What Women Want

It was only a matter of time, but at last, Victoria’s Secret, one of corporate America’s final mainstream bastions of diamond-encrusted and fuchsia-infused sexuality, has gone woke. After more than half a century of redefining the modeling and intimates industries, the lingerie brand is axing its “Angels,” the platoon of voluptuous brand ambassadors, and replacing them with the “VS Collective.”

The new lineup of models includes soccer superstar and woke activist Megan Rapinoe, Chinese skier Eileen Gu, plus-size model Paloma Elsesser, Brazilian transgender model Valentina Sampaio, South Sudanese Australian model Adut Akech, photographer Amanda de Cadenet, and Bollywood-royalty-cum-American-actress Priyanka Chopra Jonas. According to new CEO Martin Waters, the company wants to move away from “what men want” and toward “what women want.”

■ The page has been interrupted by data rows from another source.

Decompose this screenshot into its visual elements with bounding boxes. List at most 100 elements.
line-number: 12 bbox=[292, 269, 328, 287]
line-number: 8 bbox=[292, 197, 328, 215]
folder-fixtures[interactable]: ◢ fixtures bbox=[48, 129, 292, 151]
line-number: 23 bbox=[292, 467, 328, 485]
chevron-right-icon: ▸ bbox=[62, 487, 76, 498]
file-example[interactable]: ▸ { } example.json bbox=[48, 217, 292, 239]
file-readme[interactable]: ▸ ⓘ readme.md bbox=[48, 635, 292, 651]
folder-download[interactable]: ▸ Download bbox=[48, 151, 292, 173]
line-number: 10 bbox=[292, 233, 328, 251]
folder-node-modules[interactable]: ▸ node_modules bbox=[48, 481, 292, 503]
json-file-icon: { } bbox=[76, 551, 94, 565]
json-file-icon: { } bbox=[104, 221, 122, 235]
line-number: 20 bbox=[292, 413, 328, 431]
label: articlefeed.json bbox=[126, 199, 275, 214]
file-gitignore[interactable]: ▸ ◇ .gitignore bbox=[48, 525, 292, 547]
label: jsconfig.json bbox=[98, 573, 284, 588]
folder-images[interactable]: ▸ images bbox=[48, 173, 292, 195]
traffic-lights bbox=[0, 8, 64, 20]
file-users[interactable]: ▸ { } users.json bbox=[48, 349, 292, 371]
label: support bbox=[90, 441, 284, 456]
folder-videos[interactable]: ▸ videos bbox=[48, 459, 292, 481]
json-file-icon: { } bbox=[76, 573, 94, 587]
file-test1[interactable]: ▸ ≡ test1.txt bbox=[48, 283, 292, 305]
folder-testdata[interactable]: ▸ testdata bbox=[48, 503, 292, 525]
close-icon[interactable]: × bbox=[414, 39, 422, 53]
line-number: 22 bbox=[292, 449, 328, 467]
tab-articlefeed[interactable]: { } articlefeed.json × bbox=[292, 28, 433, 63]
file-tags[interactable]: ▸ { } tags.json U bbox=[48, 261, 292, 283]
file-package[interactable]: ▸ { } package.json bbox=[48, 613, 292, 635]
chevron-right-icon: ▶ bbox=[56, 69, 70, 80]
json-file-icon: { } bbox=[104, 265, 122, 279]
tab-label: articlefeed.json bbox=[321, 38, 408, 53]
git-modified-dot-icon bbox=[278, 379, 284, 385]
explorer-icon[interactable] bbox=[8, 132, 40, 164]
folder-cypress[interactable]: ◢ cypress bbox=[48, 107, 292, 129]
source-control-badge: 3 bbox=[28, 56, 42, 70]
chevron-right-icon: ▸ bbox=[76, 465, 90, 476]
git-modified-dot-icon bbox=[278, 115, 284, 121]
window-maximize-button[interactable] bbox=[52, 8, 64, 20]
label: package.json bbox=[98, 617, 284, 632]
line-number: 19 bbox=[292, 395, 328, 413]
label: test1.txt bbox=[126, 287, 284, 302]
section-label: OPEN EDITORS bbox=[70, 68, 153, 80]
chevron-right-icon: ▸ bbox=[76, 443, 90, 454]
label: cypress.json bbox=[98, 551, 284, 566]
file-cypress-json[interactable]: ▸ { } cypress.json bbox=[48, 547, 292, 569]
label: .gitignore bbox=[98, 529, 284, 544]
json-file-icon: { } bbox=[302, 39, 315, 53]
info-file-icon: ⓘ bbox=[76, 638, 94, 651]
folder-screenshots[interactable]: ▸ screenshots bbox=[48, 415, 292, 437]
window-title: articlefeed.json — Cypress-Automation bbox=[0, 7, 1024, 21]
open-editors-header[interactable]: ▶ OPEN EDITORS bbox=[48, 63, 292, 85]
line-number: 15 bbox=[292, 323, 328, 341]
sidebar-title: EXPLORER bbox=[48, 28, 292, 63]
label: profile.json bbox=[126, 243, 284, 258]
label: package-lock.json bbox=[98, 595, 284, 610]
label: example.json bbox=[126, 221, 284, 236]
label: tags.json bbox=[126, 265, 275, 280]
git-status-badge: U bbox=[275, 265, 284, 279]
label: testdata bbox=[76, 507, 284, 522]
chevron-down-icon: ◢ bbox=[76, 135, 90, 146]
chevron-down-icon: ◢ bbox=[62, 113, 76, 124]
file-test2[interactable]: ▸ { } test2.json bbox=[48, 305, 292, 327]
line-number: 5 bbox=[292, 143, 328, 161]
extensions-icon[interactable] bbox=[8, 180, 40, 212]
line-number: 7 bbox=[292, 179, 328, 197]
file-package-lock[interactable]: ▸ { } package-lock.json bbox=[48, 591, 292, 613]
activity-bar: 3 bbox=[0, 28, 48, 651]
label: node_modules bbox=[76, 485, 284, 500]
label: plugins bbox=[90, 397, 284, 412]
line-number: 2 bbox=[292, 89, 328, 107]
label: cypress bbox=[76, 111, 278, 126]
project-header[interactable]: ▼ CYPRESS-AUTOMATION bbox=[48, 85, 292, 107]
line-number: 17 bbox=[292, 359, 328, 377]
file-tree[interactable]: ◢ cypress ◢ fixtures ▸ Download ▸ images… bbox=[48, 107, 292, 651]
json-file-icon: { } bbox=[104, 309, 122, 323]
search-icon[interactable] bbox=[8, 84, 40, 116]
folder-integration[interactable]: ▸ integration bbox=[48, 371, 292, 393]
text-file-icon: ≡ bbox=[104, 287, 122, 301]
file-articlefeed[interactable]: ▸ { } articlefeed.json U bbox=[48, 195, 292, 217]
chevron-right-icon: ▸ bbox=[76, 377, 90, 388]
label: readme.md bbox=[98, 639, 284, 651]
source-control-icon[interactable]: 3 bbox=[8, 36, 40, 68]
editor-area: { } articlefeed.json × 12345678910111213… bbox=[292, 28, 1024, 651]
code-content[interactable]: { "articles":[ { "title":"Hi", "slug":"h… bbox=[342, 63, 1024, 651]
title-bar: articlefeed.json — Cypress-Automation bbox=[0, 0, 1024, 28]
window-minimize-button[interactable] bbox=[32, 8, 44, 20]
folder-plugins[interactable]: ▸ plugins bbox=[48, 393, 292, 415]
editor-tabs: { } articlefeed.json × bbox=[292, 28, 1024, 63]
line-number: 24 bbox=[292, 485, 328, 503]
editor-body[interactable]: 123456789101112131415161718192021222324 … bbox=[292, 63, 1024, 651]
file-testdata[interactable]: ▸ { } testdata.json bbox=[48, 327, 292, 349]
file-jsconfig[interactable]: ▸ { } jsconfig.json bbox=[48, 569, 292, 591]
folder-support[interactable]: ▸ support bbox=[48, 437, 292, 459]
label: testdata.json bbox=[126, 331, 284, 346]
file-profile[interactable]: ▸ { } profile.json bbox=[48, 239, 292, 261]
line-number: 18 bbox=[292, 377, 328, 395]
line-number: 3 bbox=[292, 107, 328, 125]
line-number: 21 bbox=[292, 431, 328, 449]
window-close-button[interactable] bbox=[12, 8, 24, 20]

Just like Nike embracing Colin Kaepernick and Black Lives Matter to distract from its use of Uyghur slave labor, Victoria’s Secret’s great awokening is little more than a ruse to distract from its real problems. Like all brick-and-mortar stores, the company lost even more of its market share to online retailers during the pandemic, and a series of poor business decisions, such as canceling its once-popular swimwear line and failing to include the sizes offered by its competitors, further hastened the decline. But Victoria’s real secret was its former CEO Les Wexner’s sinister relationship with serial predator Jeffrey Epstein.

What’s a company with an actual #MeToo rotting its corporate structure to its core to do? Blame the bombshells.

The real sin, according to the preferred narrative of both the company and the corporate media, is the “patriarchy,” as Rapinoe put it, not in the insidious source of the actual brand’s cash, but that push-up bras and hourglass figures are enjoyed by straight men. What this narrative ignores, of course, is that all the pink thongs and lacy teddys that made VS a lingerie giant were “what women want.”

Sure, women like dressing up (or dressing down) for men, but they aren’t stocking up on affordable yet attractive lingerie (think, “five panties for just $28!”) as a performance. They do so precisely because it makes them feel good.

Consider that the primary audience of Victoria’s Secret Fashion Show, that unabashed display of diamond-encrusted bras over 32D’s and G-strings hugging derrieres devoid of an ounce of cellulite, isn’t men. Nope, as late as 2017, women comprised 61% of the televised show’s audience.

Furthermore, the new narrative ignores that the Angels themselves were considered pioneers in inclusivity back in the day. While heroin chic and anorexia dominated runways, VS had the audacity to celebrate curves, specifically (gasp!) boobs.

No, the Angels didn’t look like “normal women,” nor did they pretend to, but Tyra Banks didn’t look like she skipped lunch to fit into a size two, and Gisele Bundchen looked like she preferred a glass of wine in the evening. Contrast that to Rapinoe, who maybe has 12% body fat and a bra size that is likely much smaller than the national average of a 34DD.

The original Victoria’s Secret wasn’t perfect, and some of the brand’s recent moves, such as including more bras for nursing mothers, are frankly overdue. But billing the body of Rapinoe, who is literally famous for her one-in-a-million physique, as somehow realistic but the Angels as insufficiently empowered is laughable. And for a culture obsessed with inclusivity, pretending that the majority of us women who actually like the goods and the aesthetic that made VS legendary in the first place no longer exist is frankly insulting.